The report cited an FBI interview with Steele tied to the Mueller investigation, a redacted transcript of which was released in November, in which he said his primary "sub-source" was no longer active and was replaced by another "main agent network is up and running and is now starting to get good information." The Telegraph reported that it "understands this agent, referred to by Mr Steele in his interview with the FBI, supplied information for the second dossier."
It comes less than a month after the New York Times reported Durham, who is investigating misconduct during the Russia investigation, obtained records from the left-leaning Brookings Institution related to Igor Danchenko, who worked for the organization from 2005 to 2010 as a Russia researcher but is best known as being the main source for Steele's first dossier.
The news report further said Durham “has also asked questions that suggested a focus on skepticism about how the FBI approached issues that might have undermined the dossier’s credibility as a basis for wiretap applications” and that Durham has been asking why the FBI did not tell the Foreign Intelligence Surveillance Court that Danchenko “had once been the subject of a counterintelligence investigation."
Danchenko defended the years he worked at the Brookings Institution while welcoming scrutiny of his own work.

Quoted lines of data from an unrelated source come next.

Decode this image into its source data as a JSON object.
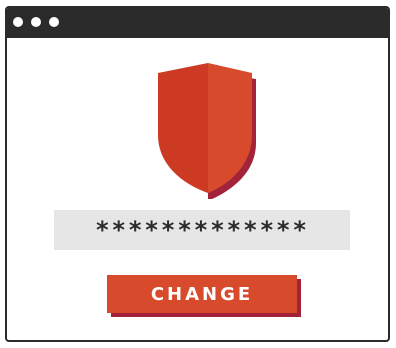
{
  "window": {
    "controls": [
      "window-dot",
      "window-dot",
      "window-dot"
    ]
  },
  "shield": {
    "icon": "shield-icon",
    "colors": {
      "left": "#cc3a23",
      "right": "#d84a2c",
      "shadow": "#a2233a"
    }
  },
  "password": {
    "value": "*************"
  },
  "actions": {
    "change_label": "CHANGE"
  },
  "colors": {
    "frame": "#2b2b2b",
    "field_background": "#e6e6e6",
    "accent": "#d84a2c",
    "accent_shadow": "#a2233a"
  }
}
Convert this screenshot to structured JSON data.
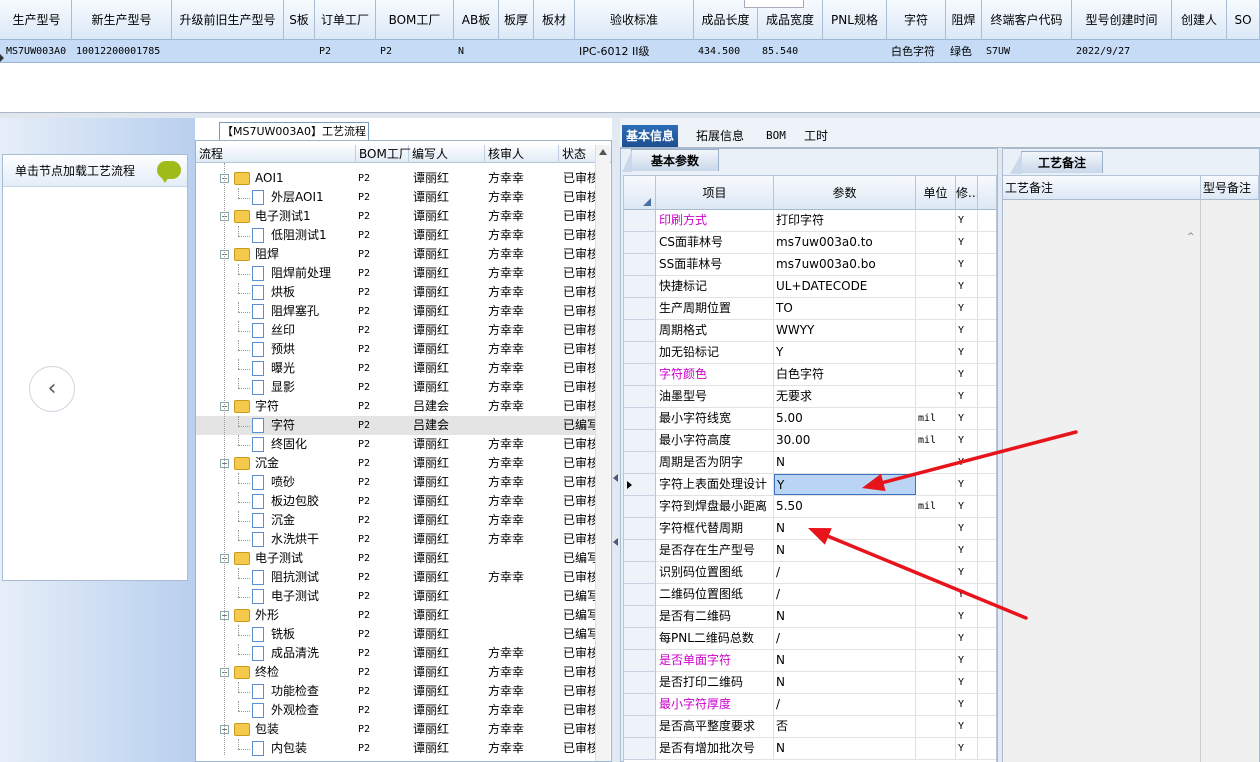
{
  "top_grid": {
    "columns": [
      "生产型号",
      "新生产型号",
      "升级前旧生产型号",
      "S板",
      "订单工厂",
      "BOM工厂",
      "AB板",
      "板厚",
      "板材",
      "验收标准",
      "成品长度",
      "成品宽度",
      "PNL规格",
      "字符",
      "阻焊",
      "终端客户代码",
      "型号创建时间",
      "创建人",
      "SO"
    ],
    "row": {
      "生产型号": "MS7UW003A0",
      "新生产型号": "10012200001785",
      "升级前旧生产型号": "",
      "S板": "",
      "订单工厂": "P2",
      "BOM工厂": "P2",
      "AB板": "N",
      "板厚": "",
      "板材": "",
      "验收标准": "IPC-6012 II级",
      "成品长度": "434.500",
      "成品宽度": "85.540",
      "PNL规格": "",
      "字符": "白色字符",
      "阻焊": "绿色",
      "终端客户代码": "S7UW",
      "型号创建时间": "2022/9/27",
      "创建人": "",
      "SO": ""
    }
  },
  "left_panel": {
    "load_label": "单击节点加载工艺流程",
    "back_icon": "chevron-left-icon"
  },
  "tree": {
    "title": "【MS7UW003A0】工艺流程",
    "columns": [
      "流程",
      "BOM工厂",
      "编写人",
      "核审人",
      "状态"
    ],
    "rows": [
      {
        "level": 0,
        "type": "folder",
        "name": "AOI1",
        "bom": "P2",
        "writer": "谭丽红",
        "reviewer": "方幸幸",
        "status": "已审核"
      },
      {
        "level": 1,
        "type": "doc",
        "name": "外层AOI1",
        "bom": "P2",
        "writer": "谭丽红",
        "reviewer": "方幸幸",
        "status": "已审核"
      },
      {
        "level": 0,
        "type": "folder",
        "name": "电子测试1",
        "bom": "P2",
        "writer": "谭丽红",
        "reviewer": "方幸幸",
        "status": "已审核"
      },
      {
        "level": 1,
        "type": "doc",
        "name": "低阻测试1",
        "bom": "P2",
        "writer": "谭丽红",
        "reviewer": "方幸幸",
        "status": "已审核"
      },
      {
        "level": 0,
        "type": "folder",
        "name": "阻焊",
        "bom": "P2",
        "writer": "谭丽红",
        "reviewer": "方幸幸",
        "status": "已审核"
      },
      {
        "level": 1,
        "type": "doc",
        "name": "阻焊前处理",
        "bom": "P2",
        "writer": "谭丽红",
        "reviewer": "方幸幸",
        "status": "已审核"
      },
      {
        "level": 1,
        "type": "doc",
        "name": "烘板",
        "bom": "P2",
        "writer": "谭丽红",
        "reviewer": "方幸幸",
        "status": "已审核"
      },
      {
        "level": 1,
        "type": "doc",
        "name": "阻焊塞孔",
        "bom": "P2",
        "writer": "谭丽红",
        "reviewer": "方幸幸",
        "status": "已审核"
      },
      {
        "level": 1,
        "type": "doc",
        "name": "丝印",
        "bom": "P2",
        "writer": "谭丽红",
        "reviewer": "方幸幸",
        "status": "已审核"
      },
      {
        "level": 1,
        "type": "doc",
        "name": "预烘",
        "bom": "P2",
        "writer": "谭丽红",
        "reviewer": "方幸幸",
        "status": "已审核"
      },
      {
        "level": 1,
        "type": "doc",
        "name": "曝光",
        "bom": "P2",
        "writer": "谭丽红",
        "reviewer": "方幸幸",
        "status": "已审核"
      },
      {
        "level": 1,
        "type": "doc",
        "name": "显影",
        "bom": "P2",
        "writer": "谭丽红",
        "reviewer": "方幸幸",
        "status": "已审核"
      },
      {
        "level": 0,
        "type": "folder",
        "name": "字符",
        "bom": "P2",
        "writer": "吕建会",
        "reviewer": "方幸幸",
        "status": "已审核"
      },
      {
        "level": 1,
        "type": "doc",
        "name": "字符",
        "bom": "P2",
        "writer": "吕建会",
        "reviewer": "",
        "status": "已编写",
        "selected": true
      },
      {
        "level": 1,
        "type": "doc",
        "name": "终固化",
        "bom": "P2",
        "writer": "谭丽红",
        "reviewer": "方幸幸",
        "status": "已审核"
      },
      {
        "level": 0,
        "type": "folder",
        "name": "沉金",
        "bom": "P2",
        "writer": "谭丽红",
        "reviewer": "方幸幸",
        "status": "已审核"
      },
      {
        "level": 1,
        "type": "doc",
        "name": "喷砂",
        "bom": "P2",
        "writer": "谭丽红",
        "reviewer": "方幸幸",
        "status": "已审核"
      },
      {
        "level": 1,
        "type": "doc",
        "name": "板边包胶",
        "bom": "P2",
        "writer": "谭丽红",
        "reviewer": "方幸幸",
        "status": "已审核"
      },
      {
        "level": 1,
        "type": "doc",
        "name": "沉金",
        "bom": "P2",
        "writer": "谭丽红",
        "reviewer": "方幸幸",
        "status": "已审核"
      },
      {
        "level": 1,
        "type": "doc",
        "name": "水洗烘干",
        "bom": "P2",
        "writer": "谭丽红",
        "reviewer": "方幸幸",
        "status": "已审核"
      },
      {
        "level": 0,
        "type": "folder",
        "name": "电子测试",
        "bom": "P2",
        "writer": "谭丽红",
        "reviewer": "",
        "status": "已编写"
      },
      {
        "level": 1,
        "type": "doc",
        "name": "阻抗测试",
        "bom": "P2",
        "writer": "谭丽红",
        "reviewer": "方幸幸",
        "status": "已审核"
      },
      {
        "level": 1,
        "type": "doc",
        "name": "电子测试",
        "bom": "P2",
        "writer": "谭丽红",
        "reviewer": "",
        "status": "已编写"
      },
      {
        "level": 0,
        "type": "folder",
        "name": "外形",
        "bom": "P2",
        "writer": "谭丽红",
        "reviewer": "",
        "status": "已编写"
      },
      {
        "level": 1,
        "type": "doc",
        "name": "铣板",
        "bom": "P2",
        "writer": "谭丽红",
        "reviewer": "",
        "status": "已编写"
      },
      {
        "level": 1,
        "type": "doc",
        "name": "成品清洗",
        "bom": "P2",
        "writer": "谭丽红",
        "reviewer": "方幸幸",
        "status": "已审核"
      },
      {
        "level": 0,
        "type": "folder",
        "name": "终检",
        "bom": "P2",
        "writer": "谭丽红",
        "reviewer": "方幸幸",
        "status": "已审核"
      },
      {
        "level": 1,
        "type": "doc",
        "name": "功能检查",
        "bom": "P2",
        "writer": "谭丽红",
        "reviewer": "方幸幸",
        "status": "已审核"
      },
      {
        "level": 1,
        "type": "doc",
        "name": "外观检查",
        "bom": "P2",
        "writer": "谭丽红",
        "reviewer": "方幸幸",
        "status": "已审核"
      },
      {
        "level": 0,
        "type": "folder",
        "name": "包装",
        "bom": "P2",
        "writer": "谭丽红",
        "reviewer": "方幸幸",
        "status": "已审核"
      },
      {
        "level": 1,
        "type": "doc",
        "name": "内包装",
        "bom": "P2",
        "writer": "谭丽红",
        "reviewer": "方幸幸",
        "status": "已审核"
      }
    ]
  },
  "tabs": [
    "基本信息",
    "拓展信息",
    "BOM",
    "工时"
  ],
  "params": {
    "title": "基本参数",
    "columns": [
      "项目",
      "参数",
      "单位",
      "修..."
    ],
    "rows": [
      {
        "item": "印刷方式",
        "value": "打印字符",
        "unit": "",
        "mod": "Y",
        "pink": true
      },
      {
        "item": "CS面菲林号",
        "value": "ms7uw003a0.to",
        "unit": "",
        "mod": "Y"
      },
      {
        "item": "SS面菲林号",
        "value": "ms7uw003a0.bo",
        "unit": "",
        "mod": "Y"
      },
      {
        "item": "快捷标记",
        "value": "UL+DATECODE",
        "unit": "",
        "mod": "Y"
      },
      {
        "item": "生产周期位置",
        "value": "TO",
        "unit": "",
        "mod": "Y"
      },
      {
        "item": "周期格式",
        "value": "WWYY",
        "unit": "",
        "mod": "Y"
      },
      {
        "item": "加无铅标记",
        "value": "Y",
        "unit": "",
        "mod": "Y"
      },
      {
        "item": "字符颜色",
        "value": "白色字符",
        "unit": "",
        "mod": "Y",
        "pink": true
      },
      {
        "item": "油墨型号",
        "value": "无要求",
        "unit": "",
        "mod": "Y"
      },
      {
        "item": "最小字符线宽",
        "value": "5.00",
        "unit": "mil",
        "mod": "Y"
      },
      {
        "item": "最小字符高度",
        "value": "30.00",
        "unit": "mil",
        "mod": "Y"
      },
      {
        "item": "周期是否为阴字",
        "value": "N",
        "unit": "",
        "mod": "Y"
      },
      {
        "item": "字符上表面处理设计",
        "value": "Y",
        "unit": "",
        "mod": "Y",
        "current": true
      },
      {
        "item": "字符到焊盘最小距离",
        "value": "5.50",
        "unit": "mil",
        "mod": "Y"
      },
      {
        "item": "字符框代替周期",
        "value": "N",
        "unit": "",
        "mod": "Y"
      },
      {
        "item": "是否存在生产型号",
        "value": "N",
        "unit": "",
        "mod": "Y"
      },
      {
        "item": "识别码位置图纸",
        "value": "/",
        "unit": "",
        "mod": "Y"
      },
      {
        "item": "二维码位置图纸",
        "value": "/",
        "unit": "",
        "mod": "Y"
      },
      {
        "item": "是否有二维码",
        "value": "N",
        "unit": "",
        "mod": "Y"
      },
      {
        "item": "每PNL二维码总数",
        "value": "/",
        "unit": "",
        "mod": "Y"
      },
      {
        "item": "是否单面字符",
        "value": "N",
        "unit": "",
        "mod": "Y",
        "pink": true
      },
      {
        "item": "是否打印二维码",
        "value": "N",
        "unit": "",
        "mod": "Y"
      },
      {
        "item": "最小字符厚度",
        "value": "/",
        "unit": "",
        "mod": "Y",
        "pink": true
      },
      {
        "item": "是否高平整度要求",
        "value": "否",
        "unit": "",
        "mod": "Y"
      },
      {
        "item": "是否有增加批次号",
        "value": "N",
        "unit": "",
        "mod": "Y"
      }
    ]
  },
  "notes": {
    "title": "工艺备注",
    "columns": [
      "工艺备注",
      "型号备注"
    ]
  },
  "colors": {
    "annotation_arrow": "#e8141c",
    "pink_label": "#cc00cc",
    "selection": "#c6dcf6"
  }
}
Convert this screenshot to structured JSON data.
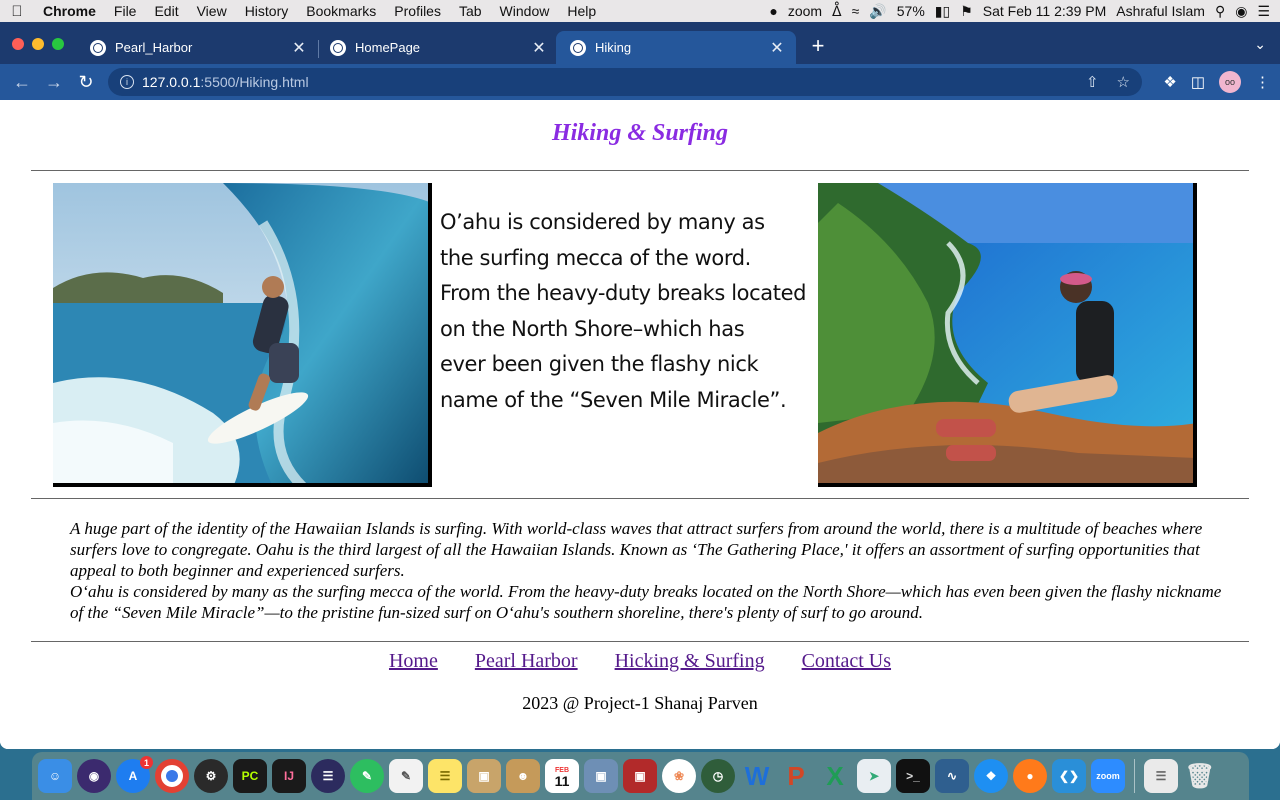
{
  "menubar": {
    "app_name": "Chrome",
    "items": [
      "File",
      "Edit",
      "View",
      "History",
      "Bookmarks",
      "Profiles",
      "Tab",
      "Window",
      "Help"
    ],
    "status": {
      "zoom": "zoom",
      "battery": "57%",
      "datetime": "Sat Feb 11  2:39 PM",
      "user": "Ashraful Islam"
    }
  },
  "browser": {
    "tabs": [
      {
        "title": "Pearl_Harbor"
      },
      {
        "title": "HomePage"
      },
      {
        "title": "Hiking"
      }
    ],
    "url_host": "127.0.0.1",
    "url_path": ":5500/Hiking.html"
  },
  "page": {
    "title": "Hiking & Surfing",
    "quote_lines": [
      "O’ahu is considered by many as",
      "the surfing mecca of the word.",
      "  From the heavy-duty breaks located",
      " on the North Shore–which has",
      " ever been given the flashy nick",
      "name of the “Seven Mile Miracle”."
    ],
    "paragraph_1": "A huge part of the identity of the Hawaiian Islands is surfing. With world-class waves that attract surfers from around the world, there is a multitude of beaches where surfers love to congregate. Oahu is the third largest of all the Hawaiian Islands. Known as ‘The Gathering Place,' it offers an assortment of surfing opportunities that appeal to both beginner and experienced surfers.",
    "paragraph_2": "O‘ahu is considered by many as the surfing mecca of the world. From the heavy-duty breaks located on the North Shore—which has even been given the flashy nickname of the “Seven Mile Miracle”—to the pristine fun-sized surf on O‘ahu's southern shoreline, there's plenty of surf to go around.",
    "nav": [
      "Home",
      "Pearl Harbor",
      "Hicking & Surfing",
      "Contact Us"
    ],
    "footer": "2023 @ Project-1 Shanaj Parven"
  },
  "dock": {
    "app_store_badge": "1",
    "calendar_month": "FEB",
    "calendar_day": "11",
    "zoom_label": "zoom"
  }
}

"While I see this news of the Brookings angle of Durham inquiry as an attack on the integrity of the Brookings Institution, I can only welcome the review of my file,” he told the Washington Examiner. “There is no ‘there there' but a lot of groundbreaking research and analysis. Wish I also had an opportunity to review my file. It’s a wonderful chapter in my long career."
Adopting oblique language, the Telegraph reported that intelligence gathered by Steele for his second dossier is "understood to include further details of Mr Manafort’s alleged Russian contacts."
Manafort, a GOP lobbyist who also spent years working in Ukraine, was the chairman of Trump's 2016 presidential campaign until he resigned in August 2016 and was convicted of a host of crimes arising from Mueller’s investigation, although, like the others, none of these convictions involved a conspiracy with the Russians. Manafort was released from prison last May amid the coronavirus pandemic, and Trump issued him a pardon just before Christmas.
A Senate Intelligence Committee report, released in August, criticized Manafort's close relationships with Russian oligarch Oleg Deripaska and with Kilimnik, about whom Mueller said, “The FBI assesses to have ties to Russian intelligence.”
The FBI is offering a reward of up to $250,000 for information leading to Kilimnik’s arrest.